Introduction to the Hip

The hip is the most important, yet overlooked, joint in the body. Keeping your hips working correctly is of paramount importance to overall body health. Unfortunately, talking about the hip can be confusing because the term can refer to both the joint itself or the muscles that surround it. As you will see over a series of posts, understanding this important joint, and the muscles that move it, could be the key to restoring lost mobility and banishing pain.

hip joint

The right hip joint.

photo credit: Blausen 0488 HipAnatomy” by BruceBlausOwn work. Licensed under CC BY 3.0 via Wikimedia Commons.

First, we have the hip joint, a synovial ball and socket joint which connects our femur (upper leg) and pelvis, effectively joining our upper body and lower body. “Synovial” simply refers to the fact that the joint has a capsule. Inside the capsule is fluid that keeps the joint lubricated. The capsule attaches onto both the pelvis, and the femur.

It is strong but relatively loose. This looseness makes the hip joint the second most movable joint in the body. Only the shoulder permits more range of motion. This is a very important point to remember. The hip joint is inherently mobile! When the hip isn’t mobile, problems ensue.

There are some naturally occurring restrictions upon mobility, however. Ligaments connecting the pelvis and femur are found outside the hip capsule which limit range of motion in one plane of motion or another. We generally think of joint range of motion as a good thing, but too much laxity can cause problems, too. There is nothing advantageous about having flexibility without strength. The ligaments provide strength and stability to an otherwise very movable joint.

The hip joint performs two primary movements that are very common to exercise, flexion and extension. If you do a squat, you flex your hips as you descend and then extend the hips on your way up.

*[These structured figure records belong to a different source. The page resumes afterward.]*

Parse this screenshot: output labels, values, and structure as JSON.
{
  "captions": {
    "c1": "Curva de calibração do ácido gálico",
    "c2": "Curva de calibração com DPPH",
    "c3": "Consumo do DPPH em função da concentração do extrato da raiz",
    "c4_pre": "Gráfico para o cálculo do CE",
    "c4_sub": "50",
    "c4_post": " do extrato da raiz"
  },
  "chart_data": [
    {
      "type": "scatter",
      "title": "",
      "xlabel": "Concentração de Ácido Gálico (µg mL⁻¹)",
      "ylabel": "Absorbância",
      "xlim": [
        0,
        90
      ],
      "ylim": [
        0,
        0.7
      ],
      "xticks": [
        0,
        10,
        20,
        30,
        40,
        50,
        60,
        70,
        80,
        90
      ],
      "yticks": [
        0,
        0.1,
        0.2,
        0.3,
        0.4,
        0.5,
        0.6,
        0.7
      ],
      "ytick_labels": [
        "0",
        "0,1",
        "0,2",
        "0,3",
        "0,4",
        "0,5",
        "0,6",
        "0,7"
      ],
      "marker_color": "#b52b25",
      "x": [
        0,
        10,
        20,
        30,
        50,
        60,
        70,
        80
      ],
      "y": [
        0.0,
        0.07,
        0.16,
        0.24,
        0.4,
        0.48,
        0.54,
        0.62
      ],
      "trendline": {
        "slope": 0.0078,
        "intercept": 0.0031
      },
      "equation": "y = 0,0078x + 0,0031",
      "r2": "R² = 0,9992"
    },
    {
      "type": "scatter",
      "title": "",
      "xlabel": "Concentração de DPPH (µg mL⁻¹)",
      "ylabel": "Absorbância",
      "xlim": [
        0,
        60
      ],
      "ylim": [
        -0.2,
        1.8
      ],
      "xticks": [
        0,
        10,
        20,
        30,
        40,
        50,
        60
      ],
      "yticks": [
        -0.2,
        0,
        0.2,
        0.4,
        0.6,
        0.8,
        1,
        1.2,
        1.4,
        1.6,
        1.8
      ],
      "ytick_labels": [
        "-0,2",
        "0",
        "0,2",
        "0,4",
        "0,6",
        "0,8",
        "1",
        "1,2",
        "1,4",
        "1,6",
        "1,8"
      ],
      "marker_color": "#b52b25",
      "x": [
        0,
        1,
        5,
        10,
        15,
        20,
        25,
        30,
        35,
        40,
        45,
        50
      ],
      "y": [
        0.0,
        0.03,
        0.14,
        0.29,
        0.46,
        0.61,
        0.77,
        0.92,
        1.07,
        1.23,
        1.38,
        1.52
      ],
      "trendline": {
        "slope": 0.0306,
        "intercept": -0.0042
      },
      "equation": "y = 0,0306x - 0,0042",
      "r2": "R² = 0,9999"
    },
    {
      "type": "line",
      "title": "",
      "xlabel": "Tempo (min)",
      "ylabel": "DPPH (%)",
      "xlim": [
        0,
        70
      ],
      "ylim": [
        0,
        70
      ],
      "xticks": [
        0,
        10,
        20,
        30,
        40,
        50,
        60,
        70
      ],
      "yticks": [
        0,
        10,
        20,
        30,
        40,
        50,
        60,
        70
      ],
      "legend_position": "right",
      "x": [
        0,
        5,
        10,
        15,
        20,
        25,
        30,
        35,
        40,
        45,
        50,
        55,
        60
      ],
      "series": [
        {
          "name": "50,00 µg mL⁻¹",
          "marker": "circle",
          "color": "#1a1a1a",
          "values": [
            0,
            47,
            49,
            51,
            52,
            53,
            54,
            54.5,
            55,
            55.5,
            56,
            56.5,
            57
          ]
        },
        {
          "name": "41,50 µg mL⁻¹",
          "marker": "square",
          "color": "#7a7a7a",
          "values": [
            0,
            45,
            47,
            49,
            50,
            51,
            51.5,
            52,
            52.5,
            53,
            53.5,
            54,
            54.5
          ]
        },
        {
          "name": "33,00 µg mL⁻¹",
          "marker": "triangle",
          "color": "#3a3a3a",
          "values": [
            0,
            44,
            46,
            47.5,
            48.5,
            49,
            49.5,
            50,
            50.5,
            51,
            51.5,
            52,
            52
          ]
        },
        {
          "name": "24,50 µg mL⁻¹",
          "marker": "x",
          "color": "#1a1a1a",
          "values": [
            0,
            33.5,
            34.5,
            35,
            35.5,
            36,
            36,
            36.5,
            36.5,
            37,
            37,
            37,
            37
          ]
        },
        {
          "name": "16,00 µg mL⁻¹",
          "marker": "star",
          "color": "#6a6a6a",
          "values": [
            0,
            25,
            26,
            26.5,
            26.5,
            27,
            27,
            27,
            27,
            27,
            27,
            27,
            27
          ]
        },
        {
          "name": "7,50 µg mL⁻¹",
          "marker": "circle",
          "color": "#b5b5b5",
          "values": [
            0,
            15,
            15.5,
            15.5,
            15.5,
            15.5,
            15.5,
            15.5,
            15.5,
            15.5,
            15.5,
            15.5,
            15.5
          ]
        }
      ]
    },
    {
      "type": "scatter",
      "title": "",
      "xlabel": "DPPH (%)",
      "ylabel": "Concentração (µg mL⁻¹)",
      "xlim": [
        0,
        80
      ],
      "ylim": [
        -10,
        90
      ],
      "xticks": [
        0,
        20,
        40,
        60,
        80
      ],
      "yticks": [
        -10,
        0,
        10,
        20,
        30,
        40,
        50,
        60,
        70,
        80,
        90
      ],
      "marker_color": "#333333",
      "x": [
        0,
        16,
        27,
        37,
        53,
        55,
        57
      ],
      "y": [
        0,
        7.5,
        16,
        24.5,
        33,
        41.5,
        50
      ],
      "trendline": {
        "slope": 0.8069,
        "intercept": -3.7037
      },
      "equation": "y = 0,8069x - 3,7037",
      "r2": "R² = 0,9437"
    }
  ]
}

The other movements of the hip are vitally important to maintain proper function yet are generally an afterthought: internal and external rotation, abduction and adduction.

Deficiency in any of these hip movements can lead to pain and injury, and not necessarily to the hip. For example, you might experience pain or injury in your knees or lower back. Normally, you would think “I have a knee problem” or “there is something wrong with my back”, but this may not be the case. The problem could be lack of range of motion at the hip joint or lack of strength of the hip muscles and your knees or lower back is paying the price for this dysfunction.

When trying to figure out the source of pain, you have to think globally.

When it comes to internal/external rotation and abduction/adduction, we don’t usually train these movements directly under load, but they are trained. Any time you change directions, cut, or twist, these movements will occur at the hip joint.

In addition, their is another hugely important movement that occurs at the hip. The acetabulum, the specific area where the femur attaches, moves upon the femur. So not only does the femur move in the acetabulum, the acetabulum moves upon the femur. This point is so highly technicala and esoteric that it is beyond the scope of this post. Yet it is hugely important. So important, in fact, that the Postural Restoration Institute has acetabular movement on the left femur as the starting point of all its therapy.

In weight training situations, confusion starts to creep in when we talk about exercises being hip dominant as opposed to knee dominant. People start to think about the small muscles that surround the hip, such as the TFL or psoas. This is not what hip dominant refers to, however.

When we talk about hip dominant exercises, we are really talking about the muscles that extend the hip. As I previously mentioned, hip extension is what occurs when you stand up from a seated position: your hips move forward. The primary extensors of the hip are the glutes and hamstrings with some contribution from the largest adductor (groin) muscle. For this reason, many exercises that strengthen the glutes and hamstrings are referred to as hip dominant and these include the squat, deadlift, lunge variations, RDL’s and good mornings.

The muscles that act on the hip joint in the front and sides are not the primary muscles involved in hip dominant exercises (although some muscles assist in more than one movement). They mostly contribute to flexion, abduction, adduction, and internal/external rotation. They have to be exercised through dynamic warmups and static stretching to maintain the ability to perform hip joint movement patterns. All hip movements contribute to overall hip mobility. Hip mobility is essential for hip joint health. Hip joint health is essential for bodily health, so they must be done. In reality, very few people consciously train movement patterns beyond hip extension and flexion, and that’s when they tend to run into trouble.